Miss Alans

  • Miss Alans
  • Smack the Horse (Genius/Rough Trade) 1990 
  • All Hail Discordia (Duck Butter Music) 1991 
  • Blusher (Zoo) 1994 
  • Big Sun EP10 (Mach) 1995 
  • Ledger (World Domination) 1996 

The Miss Alans formed at Fresno State University, majoring in dreamy pop with minors in R.E.M. jangle and lightweight psychedelia. Smack the Horse is a more apt representation of the band’s technique than All Hail Discordia, which was recorded and mixed live to 2-track in a club and has a rushed, uneven quality to both the performances and production. Both albums highlight Miss Alans’ strengths, though: rhythm guitarist Scott Oliver’s wavery, hickoid vocals, Manny Diez’s piercing guitar leads, delicately crafted pop tunes and a subtle fascination with music’s cosmic edges. Plus, All Hail Discordia has the group turning Ted Nugent’s macho-rock “Great White Buffalo” into a trippy power pop stream with gnawing slide guitar and a gullible vocal.

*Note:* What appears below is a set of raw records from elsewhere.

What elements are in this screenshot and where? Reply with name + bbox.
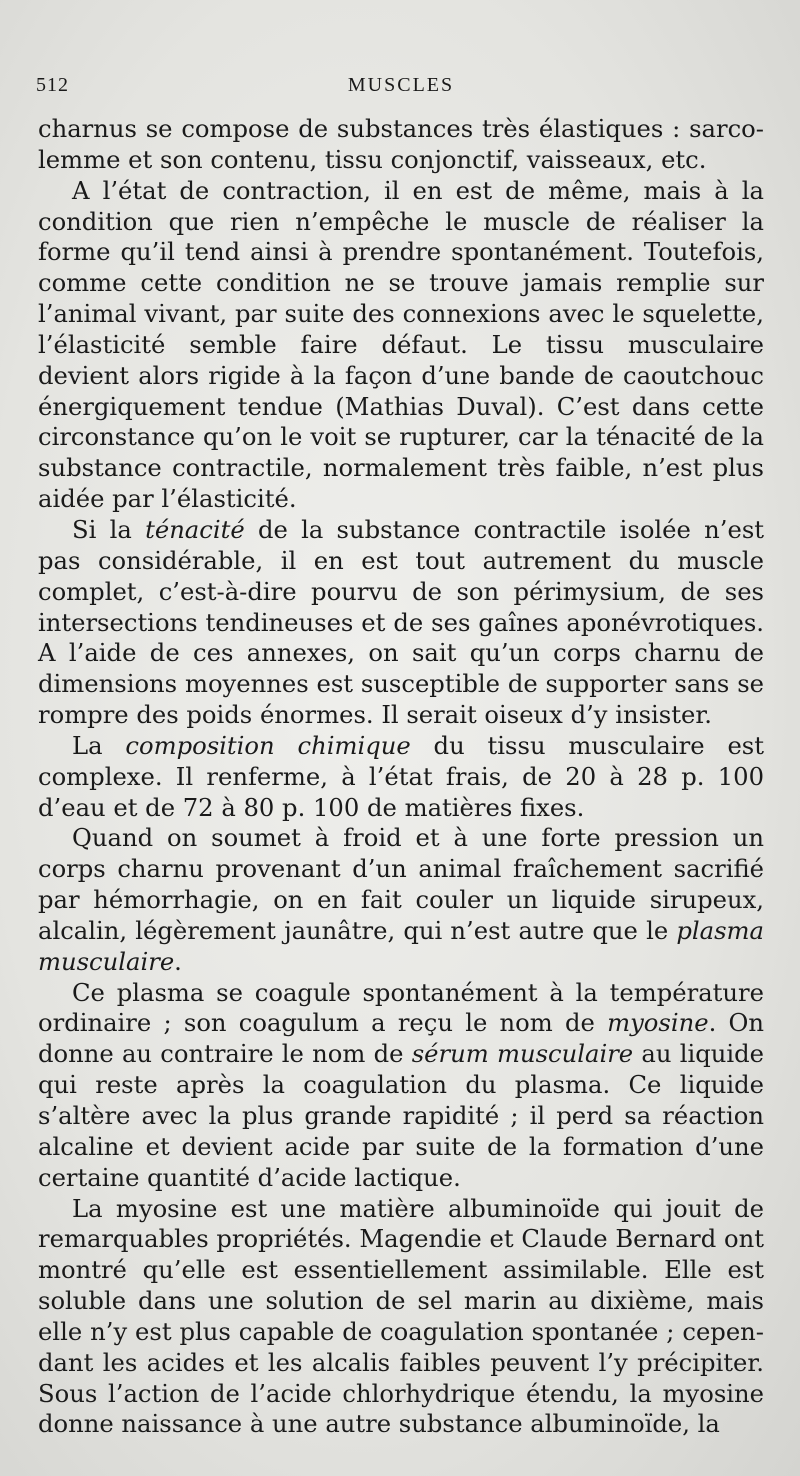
text-run: La (72, 730, 126, 760)
text-run: . On donne au contraire le nom de (38, 1008, 764, 1069)
italic-term: composition chimique (125, 730, 411, 760)
paragraph (38, 515, 764, 731)
body-text (38, 114, 764, 1440)
italic-term: ténacité (145, 514, 245, 544)
text-run: au liquide qui reste après la coagulation du plasma. Ce liquide s’altère avec la plus grande rapidité ; il perd sa réaction alcaline et devient acide par suite de la formation d’une certaine quantité d’acide lactique. (38, 1039, 764, 1192)
paragraph (38, 176, 764, 515)
text-run: A l’état de contraction, il en est de même, mais à la condition que rien n’empêche le muscle de réaliser la forme qu’il tend ainsi à prendre spontanément. Toutefois, comme cette condition ne se trouve jamais remplie sur l’animal vivant, par suite des connexions avec le squelette, l’élasticité semble faire défaut. Le tissu musculaire devient alors rigide à la façon d’une bande de caoutchouc énergiquement tendue (Mathias Duval). C’est dans cette circonstance qu’on le voit se rupturer, car la ténacité de la substance contractile, normalement très faible, n’est plus aidée par l’élasticité. (38, 175, 764, 514)
running-title: MUSCLES (347, 74, 455, 96)
text-run: Quand on soumet à froid et à une forte pression un corps charnu provenant d’un animal fraîchement sacrifié par hémorrhagie, on en fait couler un liquide sirupeux, alcalin, légèrement jaunâtre, qui n’est autre que le (38, 823, 764, 945)
text-run: . (174, 946, 182, 976)
paragraph (38, 1194, 764, 1441)
text-run: de la substance contractile isolée n’est pas considérable, il en est tout autrement du muscle complet, c’est-à-dire pourvu de son périmysium, de ses intersections tendineuses et de ses gaînes aponévrotiques. A l’aide de ces annexes, on sait qu’un corps charnu de dimensions moyennes est susceptible de supporter sans se rompre des poids énormes. Il serait oiseux d’y insister. (38, 514, 765, 730)
text-run: Si la (72, 514, 146, 544)
italic-term: plasma musculaire (38, 915, 764, 976)
page-header (36, 74, 766, 104)
text-run: du tissu musculaire est complexe. Il renferme, à l’état frais, de 20 à 28 p. 100 d’eau et de 72 à 80 p. 100 de matières fixes. (38, 730, 764, 822)
italic-term: sérum musculaire (411, 1039, 634, 1069)
text-run: Ce plasma se coagule spontanément à la température ordinaire ; son coagulum a reçu le nom de (38, 977, 764, 1038)
italic-term: myosine (607, 1008, 709, 1038)
paragraph (38, 823, 764, 977)
paragraph (38, 731, 764, 824)
paragraph (38, 978, 764, 1194)
text-run: La myosine est une matière albuminoïde qui jouit de remarquables propriétés. Magendie et Claude Bernard ont montré qu’elle est essentiellement assimilable. Elle est soluble dans une solution de sel marin au dixième, mais elle n’y est plus capable de coagulation spontanée ; cependant les acides et les alcalis faibles peuvent l’y précipiter. Sous l’action de l’acide chlorhydrique étendu, la myosine donne naissance à une autre substance albuminoïde, la (38, 1193, 764, 1439)
text-run: charnus se compose de substances très élastiques : sarcolemme et son contenu, tissu conjonctif, vaisseaux, etc. (38, 114, 764, 174)
paragraph (38, 114, 764, 176)
page-number: 512 (36, 74, 69, 96)
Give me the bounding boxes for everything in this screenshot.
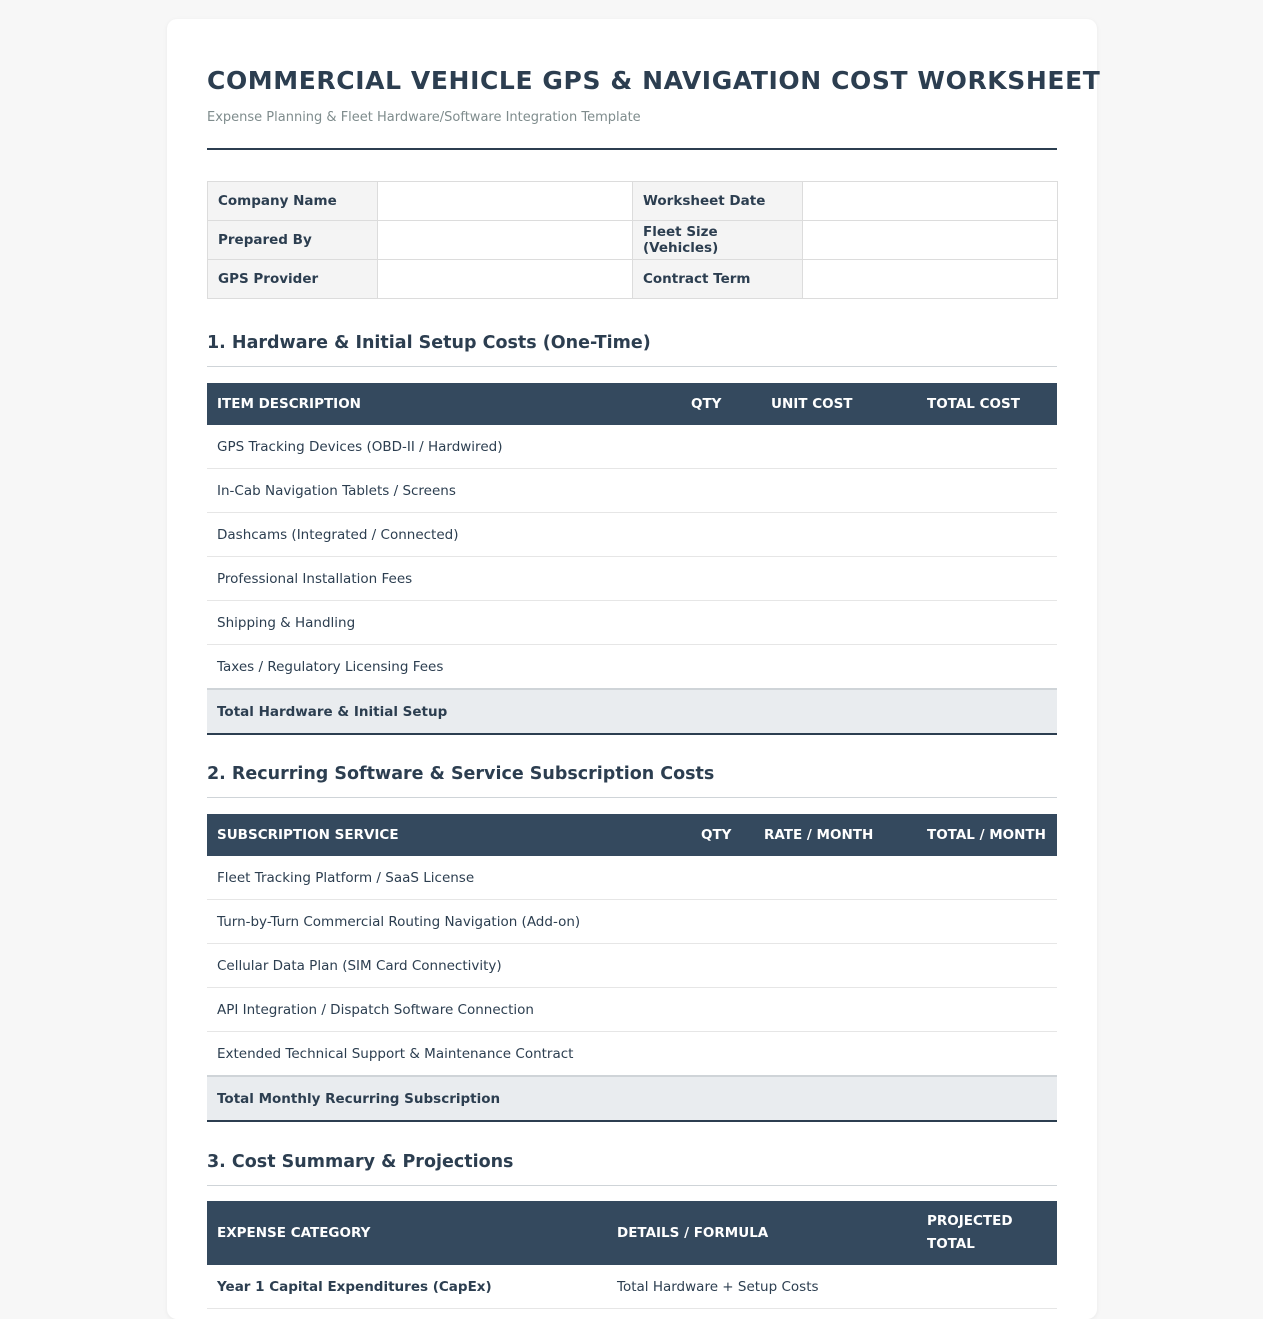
column-header: RATE / MONTH [754, 814, 917, 856]
prepared-by-label: Prepared By [208, 221, 378, 260]
monthly-total-cell[interactable] [917, 856, 1057, 900]
table-row [207, 513, 1057, 557]
item-description: Professional Installation Fees [207, 557, 681, 601]
total-label: Total Hardware & Initial Setup [207, 689, 917, 734]
qty-cell[interactable] [691, 1032, 754, 1077]
item-description: Dashcams (Integrated / Connected) [207, 513, 681, 557]
table-row [207, 557, 1057, 601]
qty-cell[interactable] [681, 513, 761, 557]
item-description: In-Cab Navigation Tablets / Screens [207, 469, 681, 513]
total-cost-cell[interactable] [917, 601, 1057, 645]
service-description: Cellular Data Plan (SIM Card Connectivity) [207, 944, 691, 988]
total-row [207, 689, 1057, 734]
info-table [207, 181, 1058, 299]
fleet-size-label: Fleet Size (Vehicles) [633, 221, 803, 260]
qty-cell[interactable] [681, 645, 761, 690]
table-row [207, 988, 1057, 1032]
unit-cost-cell[interactable] [761, 513, 917, 557]
hardware-cost-table [207, 383, 1057, 735]
table-row [207, 856, 1057, 900]
info-row [208, 221, 1058, 260]
contract-term-label: Contract Term [633, 260, 803, 299]
qty-cell[interactable] [691, 856, 754, 900]
column-header: TOTAL COST [917, 383, 1057, 425]
table-row [207, 1265, 1057, 1309]
column-header: QTY [681, 383, 761, 425]
monthly-total-cell[interactable] [917, 1032, 1057, 1077]
table-row [207, 944, 1057, 988]
table-header-row [207, 1201, 1057, 1265]
service-description: Extended Technical Support & Maintenance Contract [207, 1032, 691, 1077]
column-header: QTY [691, 814, 754, 856]
column-header: ITEM DESCRIPTION [207, 383, 681, 425]
subscription-cost-table [207, 814, 1057, 1122]
monthly-total-cell[interactable] [917, 900, 1057, 944]
total-cost-cell[interactable] [917, 645, 1057, 690]
table-row [207, 469, 1057, 513]
total-cost-cell[interactable] [917, 513, 1057, 557]
total-cost-cell[interactable] [917, 557, 1057, 601]
fleet-size-field[interactable] [803, 221, 1058, 260]
table-row [207, 1032, 1057, 1077]
table-header-row [207, 383, 1057, 425]
column-header: TOTAL / MONTH [917, 814, 1057, 856]
item-description: Taxes / Regulatory Licensing Fees [207, 645, 681, 690]
service-description: Turn-by-Turn Commercial Routing Navigation (Add-on) [207, 900, 691, 944]
unit-cost-cell[interactable] [761, 425, 917, 469]
column-header: UNIT COST [761, 383, 917, 425]
section-hardware-title: 1. Hardware & Initial Setup Costs (One-Time) [207, 333, 651, 353]
total-label: Total Monthly Recurring Subscription [207, 1076, 917, 1121]
cost-summary-table [207, 1201, 1057, 1309]
service-description: Fleet Tracking Platform / SaaS License [207, 856, 691, 900]
rate-cell[interactable] [754, 856, 917, 900]
unit-cost-cell[interactable] [761, 645, 917, 690]
section-summary-title: 3. Cost Summary & Projections [207, 1152, 514, 1172]
monthly-total-cell[interactable] [917, 988, 1057, 1032]
prepared-by-field[interactable] [378, 221, 633, 260]
section-subscription-title: 2. Recurring Software & Service Subscription Costs [207, 764, 715, 784]
unit-cost-cell[interactable] [761, 469, 917, 513]
title-divider [207, 148, 1057, 150]
unit-cost-cell[interactable] [761, 601, 917, 645]
company-name-field[interactable] [378, 182, 633, 221]
total-value-cell[interactable] [917, 1076, 1057, 1121]
section-divider [207, 797, 1057, 798]
qty-cell[interactable] [681, 425, 761, 469]
company-name-label: Company Name [208, 182, 378, 221]
contract-term-field[interactable] [803, 260, 1058, 299]
qty-cell[interactable] [681, 469, 761, 513]
qty-cell[interactable] [691, 988, 754, 1032]
table-header-row [207, 814, 1057, 856]
item-description: Shipping & Handling [207, 601, 681, 645]
total-cost-cell[interactable] [917, 425, 1057, 469]
section-divider [207, 366, 1057, 367]
worksheet-date-label: Worksheet Date [633, 182, 803, 221]
qty-cell[interactable] [691, 900, 754, 944]
column-header: PROJECTED TOTAL [917, 1201, 1057, 1265]
expense-category: Year 1 Capital Expenditures (CapEx) [207, 1265, 607, 1309]
service-description: API Integration / Dispatch Software Connection [207, 988, 691, 1032]
column-header: SUBSCRIPTION SERVICE [207, 814, 691, 856]
details-formula: Total Hardware + Setup Costs [607, 1265, 917, 1309]
column-header: EXPENSE CATEGORY [207, 1201, 607, 1265]
worksheet-page [167, 19, 1101, 1319]
projected-total-cell[interactable] [917, 1265, 1057, 1309]
table-row [207, 900, 1057, 944]
rate-cell[interactable] [754, 1032, 917, 1077]
monthly-total-cell[interactable] [917, 944, 1057, 988]
table-row [207, 601, 1057, 645]
total-cost-cell[interactable] [917, 469, 1057, 513]
total-value-cell[interactable] [917, 689, 1057, 734]
rate-cell[interactable] [754, 988, 917, 1032]
unit-cost-cell[interactable] [761, 557, 917, 601]
qty-cell[interactable] [691, 944, 754, 988]
info-row [208, 260, 1058, 299]
qty-cell[interactable] [681, 601, 761, 645]
table-row [207, 425, 1057, 469]
section-divider [207, 1185, 1057, 1186]
rate-cell[interactable] [754, 944, 917, 988]
item-description: GPS Tracking Devices (OBD-II / Hardwired) [207, 425, 681, 469]
gps-provider-label: GPS Provider [208, 260, 378, 299]
table-row [207, 645, 1057, 690]
total-row [207, 1076, 1057, 1121]
info-row [208, 182, 1058, 221]
gps-provider-field[interactable] [378, 260, 633, 299]
worksheet-date-field[interactable] [803, 182, 1058, 221]
column-header: DETAILS / FORMULA [607, 1201, 917, 1265]
page-title: COMMERCIAL VEHICLE GPS & NAVIGATION COST WORKSHEET [207, 66, 1101, 95]
rate-cell[interactable] [754, 900, 917, 944]
page-subtitle: Expense Planning & Fleet Hardware/Software Integration Template [207, 110, 641, 125]
qty-cell[interactable] [681, 557, 761, 601]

Blusher is a major improvement, a calm clarification and expansion of the quartet’s sound — credit maturity, experience, adequate studio time and producer Tracy Chisholm, who’s worked with Belly. Oliver’s singing is far stronger and more assured, able to focus a simple electric pop song like “Mag Wheel” or the acoustic “Blurry Doll” to fine effect. But the gentle thrust of the album is in its blissed-out soft guitar washes — think British shoegazers like Spiritualized in a quiet phase — which provide laconic accompaniment to the tear-stained, often bitter but sometimes sanguine lyrics. Appealing and atmospheric numbers like “State of Grace,” the low-key “Supercharged” and “Winona” paint Miss Alans in pretty pastels with an emotional undertow; “Patti Smith Fan Club” and “The Sad Last Days of Elvis Aron Presley” adjoin celebrities to broader topics with poetic intelligence.

After parting ways with Zoo, the Miss Alans made a four-song 10-inch for an independent label and then signed with World Domination, which released Ledger the following summer.